Mais justement, quel fut l’ingrédient secret de ses phrases percutantes ? De quelle mésalliance alchimique s’agit-il ? L’autobiographie en donne la clé, parce que Woody Allen fut d’abord écrivain. Il insiste sur la primauté du scénario, lui qui a collaboré avec des génies de l’image comme Gordon Willis ou Sven Nykvist. Les choses drôles ici semblent sorties des films, avec cette alliance singulière du sérieux et du frivole, du conceptuel et du charnel. C’est typiquement new-yorkais : principal port d’entrée aux États-Unis, la ville réunissait des immigrants européens pour les américaniser.
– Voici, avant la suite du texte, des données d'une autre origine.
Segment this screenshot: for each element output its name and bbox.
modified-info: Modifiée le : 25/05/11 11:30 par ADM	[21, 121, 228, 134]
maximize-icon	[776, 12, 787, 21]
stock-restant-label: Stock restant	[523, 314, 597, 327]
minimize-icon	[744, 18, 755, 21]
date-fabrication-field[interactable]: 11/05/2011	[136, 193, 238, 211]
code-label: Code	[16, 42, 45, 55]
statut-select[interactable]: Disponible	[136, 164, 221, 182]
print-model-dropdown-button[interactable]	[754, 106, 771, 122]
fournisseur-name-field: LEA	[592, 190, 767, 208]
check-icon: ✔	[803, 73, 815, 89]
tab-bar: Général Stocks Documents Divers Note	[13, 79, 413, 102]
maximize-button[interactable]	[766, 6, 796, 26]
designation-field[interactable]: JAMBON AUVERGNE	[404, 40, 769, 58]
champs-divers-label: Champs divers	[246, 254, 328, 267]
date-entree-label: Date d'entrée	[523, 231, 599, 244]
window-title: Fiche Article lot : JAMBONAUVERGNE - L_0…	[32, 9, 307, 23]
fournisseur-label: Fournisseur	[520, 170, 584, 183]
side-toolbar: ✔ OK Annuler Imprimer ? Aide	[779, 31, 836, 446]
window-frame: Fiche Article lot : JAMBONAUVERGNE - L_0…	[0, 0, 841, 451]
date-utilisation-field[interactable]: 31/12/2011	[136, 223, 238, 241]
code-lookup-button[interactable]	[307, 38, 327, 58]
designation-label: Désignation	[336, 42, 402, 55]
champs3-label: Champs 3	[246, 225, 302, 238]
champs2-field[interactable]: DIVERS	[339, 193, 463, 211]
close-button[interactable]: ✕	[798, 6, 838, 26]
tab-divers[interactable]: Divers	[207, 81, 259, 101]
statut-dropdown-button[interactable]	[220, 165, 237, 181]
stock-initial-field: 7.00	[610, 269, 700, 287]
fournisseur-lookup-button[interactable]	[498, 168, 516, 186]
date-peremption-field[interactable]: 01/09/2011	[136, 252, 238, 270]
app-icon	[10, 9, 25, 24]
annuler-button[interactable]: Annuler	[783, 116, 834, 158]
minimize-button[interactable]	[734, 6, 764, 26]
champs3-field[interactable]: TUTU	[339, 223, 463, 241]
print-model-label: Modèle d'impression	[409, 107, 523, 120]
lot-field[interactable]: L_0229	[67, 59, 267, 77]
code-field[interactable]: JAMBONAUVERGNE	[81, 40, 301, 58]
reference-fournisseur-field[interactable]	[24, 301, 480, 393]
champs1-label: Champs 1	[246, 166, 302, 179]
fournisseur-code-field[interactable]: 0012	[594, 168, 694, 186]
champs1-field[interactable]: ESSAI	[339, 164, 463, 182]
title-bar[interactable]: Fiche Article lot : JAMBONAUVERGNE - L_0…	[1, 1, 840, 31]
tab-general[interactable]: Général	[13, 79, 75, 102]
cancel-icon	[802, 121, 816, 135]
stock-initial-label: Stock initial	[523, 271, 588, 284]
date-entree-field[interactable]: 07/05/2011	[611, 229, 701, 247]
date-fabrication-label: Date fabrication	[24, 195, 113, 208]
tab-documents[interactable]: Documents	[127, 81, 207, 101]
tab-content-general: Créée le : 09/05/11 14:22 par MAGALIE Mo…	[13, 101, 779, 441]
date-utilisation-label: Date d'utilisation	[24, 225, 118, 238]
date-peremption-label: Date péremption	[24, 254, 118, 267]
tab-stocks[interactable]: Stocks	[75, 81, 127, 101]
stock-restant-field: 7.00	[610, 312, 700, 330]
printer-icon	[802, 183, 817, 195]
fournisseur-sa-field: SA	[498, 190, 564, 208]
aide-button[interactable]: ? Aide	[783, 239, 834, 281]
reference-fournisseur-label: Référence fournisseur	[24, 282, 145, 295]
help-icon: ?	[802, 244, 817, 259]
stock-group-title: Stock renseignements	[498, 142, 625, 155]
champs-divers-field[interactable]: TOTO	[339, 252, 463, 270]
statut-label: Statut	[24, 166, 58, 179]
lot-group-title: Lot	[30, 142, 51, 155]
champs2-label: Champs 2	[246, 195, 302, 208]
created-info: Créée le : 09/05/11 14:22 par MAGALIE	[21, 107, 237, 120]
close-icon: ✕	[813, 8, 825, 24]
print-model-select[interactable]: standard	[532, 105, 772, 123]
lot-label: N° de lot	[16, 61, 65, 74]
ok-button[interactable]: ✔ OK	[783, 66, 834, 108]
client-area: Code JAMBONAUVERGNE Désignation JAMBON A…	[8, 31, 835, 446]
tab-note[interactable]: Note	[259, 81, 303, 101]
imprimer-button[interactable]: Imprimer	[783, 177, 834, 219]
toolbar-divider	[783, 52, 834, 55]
À mi-chemin entre l’Europe et l’Amérique profonde, sa culture – une mésalliance ? – mélangeait la tradition européenne et le vide spartiate du Midwest. Les termes yiddish disséminés dans le texte – « oy vey », « schlemiel », « vontz », rendus en vernaculaire dans la version française – trahissent une judéité perdue, de même que les citations érudites dans ses films – Strindberg, Ibsen, Kierkegaard, Tolstoï, Pascal, Kant, Bergman, Fellini – renvoient à une autre branche de la culture européenne. Woody Allen est collé à New York – même Minuit à Paris était conçu pour Manhattan : son empirisme érudit éclot sur cette île.
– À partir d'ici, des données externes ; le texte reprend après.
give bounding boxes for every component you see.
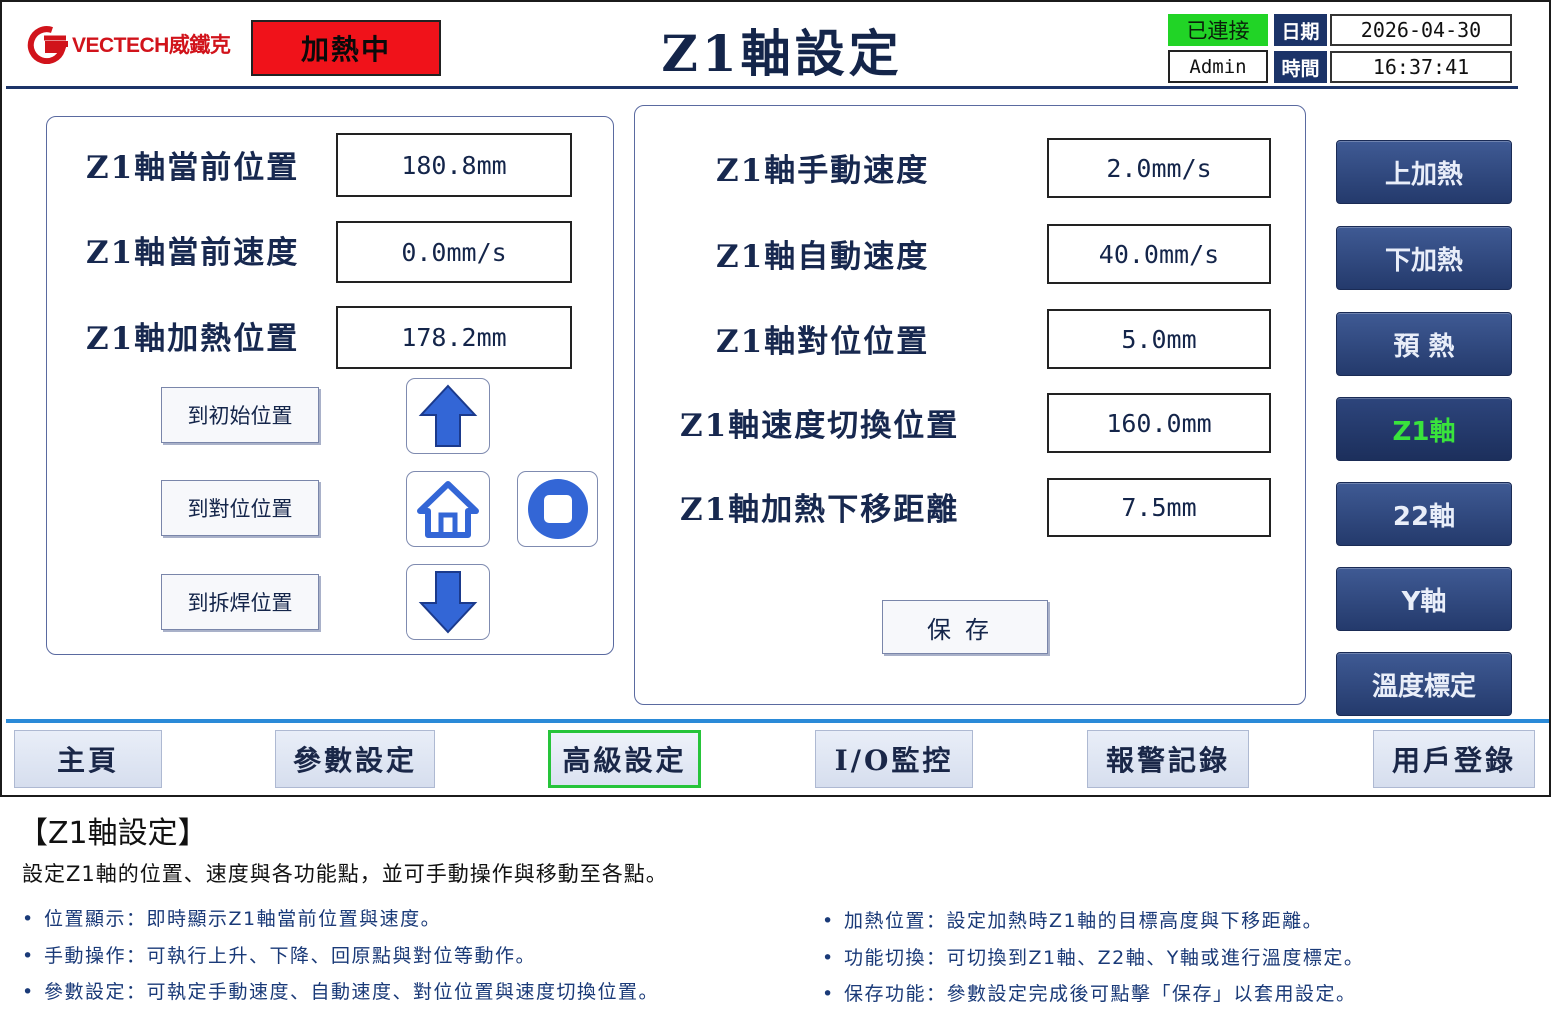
arrow-up-icon xyxy=(418,384,478,447)
caption-bullet: • 功能切換：可切換到Z1軸、Z2軸、Y軸或進行溫度標定。 xyxy=(822,947,1365,969)
time-value: 16:37:41 xyxy=(1330,51,1512,83)
nav-upper-heat[interactable]: 上加熱 xyxy=(1336,140,1512,204)
tab-io-monitor[interactable]: I/O監控 xyxy=(815,730,973,788)
heating-status-indicator: 加熱中 xyxy=(251,20,441,76)
date-value: 2026-04-30 xyxy=(1330,14,1512,46)
save-button[interactable]: 保存 xyxy=(882,600,1048,654)
speed-switch-position-label: Z1軸速度切換位置 xyxy=(680,408,960,444)
tab-user-login[interactable]: 用戶登錄 xyxy=(1373,730,1535,788)
nav-z1-axis[interactable]: Z1軸 xyxy=(1336,397,1512,461)
caption-description: 設定Z1軸的位置、速度與各功能點，並可手動操作與移動至各點。 xyxy=(22,862,668,886)
tab-parameter-settings[interactable]: 參數設定 xyxy=(275,730,435,788)
current-speed-label: Z1軸當前速度 xyxy=(86,235,300,271)
nav-preheat[interactable]: 預 熱 xyxy=(1336,312,1512,376)
speed-switch-position-field[interactable]: 160.0mm xyxy=(1047,393,1271,453)
current-position-label: Z1軸當前位置 xyxy=(86,150,300,186)
current-position-value: 180.8mm xyxy=(336,133,572,197)
stop-button[interactable] xyxy=(517,471,598,547)
align-position-field[interactable]: 5.0mm xyxy=(1047,309,1271,369)
bottom-divider xyxy=(6,719,1549,723)
current-user[interactable]: Admin xyxy=(1168,50,1268,83)
caption-title: 【Z1軸設定】 xyxy=(18,816,208,851)
caption-bullet: • 保存功能：參數設定完成後可點擊「保存」以套用設定。 xyxy=(822,983,1357,1005)
auto-speed-label: Z1軸自動速度 xyxy=(716,239,930,275)
page-title: Z1軸設定 xyxy=(661,24,903,83)
current-speed-value: 0.0mm/s xyxy=(336,221,572,283)
tab-home[interactable]: 主頁 xyxy=(14,730,162,788)
nav-lower-heat[interactable]: 下加熱 xyxy=(1336,226,1512,290)
home-button[interactable] xyxy=(406,471,490,547)
tab-advanced-settings[interactable]: 高級設定 xyxy=(548,730,701,788)
home-icon xyxy=(417,481,479,538)
caption-bullet: • 手動操作：可執行上升、下降、回原點與對位等動作。 xyxy=(22,945,537,967)
caption-bullet: • 位置顯示：即時顯示Z1軸當前位置與速度。 xyxy=(22,908,442,930)
move-up-button[interactable] xyxy=(406,378,490,454)
nav-y-axis[interactable]: Y軸 xyxy=(1336,567,1512,631)
nav-z2-axis[interactable]: 22軸 xyxy=(1336,482,1512,546)
vectech-logo: VECTECH威鐵克 xyxy=(22,24,231,64)
auto-speed-field[interactable]: 40.0mm/s xyxy=(1047,224,1271,284)
goto-align-position-button[interactable]: 到對位位置 xyxy=(161,480,319,536)
goto-home-position-button[interactable]: 到初始位置 xyxy=(161,387,319,443)
manual-speed-field[interactable]: 2.0mm/s xyxy=(1047,138,1271,198)
logo-mark-icon xyxy=(27,26,68,64)
align-position-label: Z1軸對位位置 xyxy=(716,324,930,360)
caption-bullet: • 參數設定：可執定手動速度、自動速度、對位位置與速度切換位置。 xyxy=(22,981,660,1003)
heating-down-distance-field[interactable]: 7.5mm xyxy=(1047,478,1271,537)
hmi-screen: VECTECH威鐵克 加熱中 Z1軸設定 已連接 Admin 日期 2026-0… xyxy=(0,0,1551,797)
header-divider xyxy=(6,86,1518,89)
nav-temp-calibration[interactable]: 溫度標定 xyxy=(1336,652,1512,716)
goto-desolder-position-button[interactable]: 到拆焊位置 xyxy=(161,574,319,630)
move-down-button[interactable] xyxy=(406,564,490,640)
date-label: 日期 xyxy=(1274,14,1327,46)
heating-position-value[interactable]: 178.2mm xyxy=(336,306,572,369)
manual-speed-label: Z1軸手動速度 xyxy=(716,153,930,189)
tab-alarm-log[interactable]: 報警記錄 xyxy=(1087,730,1249,788)
heating-position-label: Z1軸加熱位置 xyxy=(86,321,300,357)
brand-name: VECTECH威鐵克 xyxy=(72,34,231,57)
stop-icon xyxy=(527,479,588,539)
arrow-down-icon xyxy=(418,571,478,634)
connection-status: 已連接 xyxy=(1168,14,1268,46)
time-label: 時間 xyxy=(1274,51,1327,83)
heating-down-distance-label: Z1軸加熱下移距離 xyxy=(680,492,960,528)
caption-bullet: • 加熱位置：設定加熱時Z1軸的目標高度與下移距離。 xyxy=(822,910,1324,932)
La Shoah vient compliquer l’équation, cette preuve supplémentaire du « sérieux » européen. Comment traduire l’horreur en dialecte local ? Elle fournit de nombreuses chutes : avec sa comique reductio ad Hitlerum, Woody allège l’Histoire, tout en l’utilisant pour terrasser les ploucs de l’arrière-pays. Annie Hall (Diane Keaton) veut assister à une soirée avec un producteur de musique (Paul Simon) ? Woody l’emmène voir Le chagrin et la pitié. En même temps, comme tant d’autres juifs américains (voir Les producteurs de Mel Brooks), il ressent une fascination pour les nazis, voire une identification avec eux, d’où sa célèbre blague (toujours à double tranchant) sur la musique de Wagner. Et si, finalement, il était victime de sa haine de lui-même…
Mais Woody se veut sauveur, d’où son engluement dans le « complexe de Rosemary ». Dans le film de Polanski, John Cassavetes, le mari cocu, présente les traits attribués aux immigrants récents : il est basané et nerveux, ambitieux et vénal. Il n’a aucun scrupule à vendre sa jeune épouse au voisin. Il ne tient pas à sa paternité, la santé de sa compagne lui importe peu par rapport à sa carrière au théâtre. Le récit du couple Farrow-Allen – leur faible intensité érotique, l’obsession maternelle de Maria de Lourdes, le peu de temps passé ensemble – fait penser au film. Est-on encore dans une maison de miroirs ? Uniquement des acteurs ! Woody ne prend-il pas plaisir à filmer sa compagne en des bras étrangers ? Mia ne vit-elle pas sur Central Park West, l’avenue du Dakota, l’immeuble de Rosemary ? Manhattan est-il le siège du Diable ?
Dans les films de Woody, cela se passe autrement : on y trouve des crimes et des délits, mais sans dimension métaphysique. Il y a un côté léger, l’action est constamment diluée par un jazz en fond sonore, personne ne fait de mal à personne. C’est comme dans un sketch : on rit de tout, même de Goebbels.